April 28, 2008
Unprotected from the Madness of Crowds
Jeremy Grantham engages in some armchair quarterbacking and fairly vicious Greenspan bashing in his latest Quarterly Letter (PDF). There are a few good bits within his rantings, including this one:
“… the two great economic setbacks of the 20th Century – the 1929-34 Depression and the rolling depression in Japan since 1989 – were both preceded by major asset bubbles and speculation. Milton Friedman and his troops can maintain that this suggested relationship between bubbles and troubles is nonsense and that all that was needed was good monetary policy. My response is that this view represents a touching faith in economic and financial theory of which tricky humans make a mockery.”
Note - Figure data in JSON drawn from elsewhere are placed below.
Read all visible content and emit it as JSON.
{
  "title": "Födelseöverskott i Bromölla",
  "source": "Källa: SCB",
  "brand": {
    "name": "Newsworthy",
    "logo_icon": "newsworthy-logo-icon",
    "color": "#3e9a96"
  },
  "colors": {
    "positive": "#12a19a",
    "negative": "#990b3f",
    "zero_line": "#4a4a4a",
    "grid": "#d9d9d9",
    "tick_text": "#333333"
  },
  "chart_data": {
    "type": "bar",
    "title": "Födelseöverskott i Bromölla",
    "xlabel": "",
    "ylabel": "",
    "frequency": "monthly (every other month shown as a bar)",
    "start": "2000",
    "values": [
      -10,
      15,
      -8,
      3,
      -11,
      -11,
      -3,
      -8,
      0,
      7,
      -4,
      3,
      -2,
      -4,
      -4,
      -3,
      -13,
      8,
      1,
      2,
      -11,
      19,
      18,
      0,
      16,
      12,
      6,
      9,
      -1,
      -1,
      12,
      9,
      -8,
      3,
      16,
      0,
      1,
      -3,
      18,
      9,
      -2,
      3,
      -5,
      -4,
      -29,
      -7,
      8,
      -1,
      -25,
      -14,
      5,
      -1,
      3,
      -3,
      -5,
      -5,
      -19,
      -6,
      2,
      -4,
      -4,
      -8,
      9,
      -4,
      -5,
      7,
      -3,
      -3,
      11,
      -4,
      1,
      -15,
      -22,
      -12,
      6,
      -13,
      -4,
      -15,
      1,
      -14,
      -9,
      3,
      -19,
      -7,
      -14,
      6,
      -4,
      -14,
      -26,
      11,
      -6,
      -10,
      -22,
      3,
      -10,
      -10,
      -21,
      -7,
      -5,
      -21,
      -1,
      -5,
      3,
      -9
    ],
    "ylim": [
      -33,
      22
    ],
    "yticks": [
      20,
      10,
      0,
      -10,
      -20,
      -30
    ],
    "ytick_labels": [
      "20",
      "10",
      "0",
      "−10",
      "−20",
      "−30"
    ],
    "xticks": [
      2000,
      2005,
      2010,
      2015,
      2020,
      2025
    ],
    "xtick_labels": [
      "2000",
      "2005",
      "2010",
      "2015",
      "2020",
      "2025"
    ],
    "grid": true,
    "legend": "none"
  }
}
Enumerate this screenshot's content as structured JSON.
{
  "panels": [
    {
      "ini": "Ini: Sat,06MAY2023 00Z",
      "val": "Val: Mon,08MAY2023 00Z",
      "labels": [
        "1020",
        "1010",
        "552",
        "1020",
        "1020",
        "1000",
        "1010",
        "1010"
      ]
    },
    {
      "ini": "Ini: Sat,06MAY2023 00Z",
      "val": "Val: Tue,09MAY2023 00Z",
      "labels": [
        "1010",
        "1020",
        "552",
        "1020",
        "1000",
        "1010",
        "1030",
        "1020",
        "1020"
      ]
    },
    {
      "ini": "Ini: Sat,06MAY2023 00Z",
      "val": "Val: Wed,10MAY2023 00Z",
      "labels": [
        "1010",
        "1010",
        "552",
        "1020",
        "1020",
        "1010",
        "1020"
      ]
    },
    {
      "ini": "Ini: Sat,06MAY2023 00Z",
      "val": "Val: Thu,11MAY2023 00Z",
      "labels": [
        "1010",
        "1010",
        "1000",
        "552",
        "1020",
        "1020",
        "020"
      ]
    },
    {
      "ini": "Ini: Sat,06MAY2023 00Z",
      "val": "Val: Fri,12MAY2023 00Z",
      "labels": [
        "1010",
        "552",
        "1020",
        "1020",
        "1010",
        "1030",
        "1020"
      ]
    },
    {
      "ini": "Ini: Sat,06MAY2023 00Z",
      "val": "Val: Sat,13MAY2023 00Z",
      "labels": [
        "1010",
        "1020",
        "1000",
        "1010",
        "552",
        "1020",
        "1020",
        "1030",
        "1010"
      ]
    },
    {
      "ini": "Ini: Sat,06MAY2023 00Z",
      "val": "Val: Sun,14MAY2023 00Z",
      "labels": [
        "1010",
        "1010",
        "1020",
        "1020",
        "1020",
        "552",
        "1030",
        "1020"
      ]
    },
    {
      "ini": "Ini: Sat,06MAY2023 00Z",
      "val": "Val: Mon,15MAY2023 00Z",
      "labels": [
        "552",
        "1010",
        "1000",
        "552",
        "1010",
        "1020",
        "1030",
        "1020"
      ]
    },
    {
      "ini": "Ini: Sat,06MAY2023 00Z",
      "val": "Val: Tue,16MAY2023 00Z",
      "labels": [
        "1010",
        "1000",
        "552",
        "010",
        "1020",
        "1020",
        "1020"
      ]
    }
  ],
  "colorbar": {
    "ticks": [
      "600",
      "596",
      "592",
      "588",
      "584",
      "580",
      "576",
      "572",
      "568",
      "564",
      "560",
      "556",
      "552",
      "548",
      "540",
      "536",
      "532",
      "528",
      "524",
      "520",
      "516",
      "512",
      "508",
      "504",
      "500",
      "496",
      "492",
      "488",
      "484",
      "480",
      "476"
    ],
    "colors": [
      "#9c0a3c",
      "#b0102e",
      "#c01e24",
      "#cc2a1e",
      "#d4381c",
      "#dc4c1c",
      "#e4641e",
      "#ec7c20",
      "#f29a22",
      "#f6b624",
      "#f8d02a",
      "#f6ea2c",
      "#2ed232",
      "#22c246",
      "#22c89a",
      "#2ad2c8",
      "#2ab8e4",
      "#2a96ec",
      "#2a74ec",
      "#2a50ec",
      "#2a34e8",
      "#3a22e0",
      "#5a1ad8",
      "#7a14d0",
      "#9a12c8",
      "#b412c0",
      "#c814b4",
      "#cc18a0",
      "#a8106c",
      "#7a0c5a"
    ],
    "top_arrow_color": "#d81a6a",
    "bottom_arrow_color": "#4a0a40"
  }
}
But Grantham has an even more touching faith: the Fed has the ability to move against the formation of major asset class bubbles, assuming they can accurately identify those bubbles as they form. That’s an idea that deserves to be mocked.

April 29th, 2008 at 12:30 am
Wow, and here I am currently reading Greeny’s “The Age of Turbulence” and thinking what a great guy he is. Vicious is almost an understatement.
April 29th, 2008 at 2:36 am
It’s a very good point he makes about the speaking engagement fees for GSpan, it’s really a huge signal to the next guy in line about the potential out there if you make the right friends.
April 29th, 2008 at 5:57 am
@stevegee: I’ve never understood the popular adulation of Greenspan, but I’m not in the hater camp either. At worst I think of him as a nerdy limelighter.
@Andrew: I agree about the speaking fees (and similarly think Bill Clinton has to answer a similar charge).
April 29th, 2008 at 9:23 am
Greenspan had a huge consulting practice that was very lucrative before he took the Fed job.
Grantham is brilliant, but if you look back at many of his articles over the years, he is always a bear, never bullish, but a great asset allocator and bright mind
April 29th, 2008 at 10:03 am
Jack: How huge was it? According to Grantham, everyone in the private sector considered Greenie something of a second-rater.
May 2nd, 2008 at 8:51 am
All I know is that major banks used to pay him big bucks before 1985;
Second rater? too many big instiutions used to pay him on retainer to be considered a second rater; I know a woman who worked for him who trades a lot now and she has net worth over $10 million;
he was at the Fed for sooo long that he probably plowed through much of his wealth, but he always has cute, perky Andrea Mitchell to lean back on,
May 2nd, 2008 at 9:10 am
Jack: But think how many second-raters big institutions pay on retainer? Tens of thousands?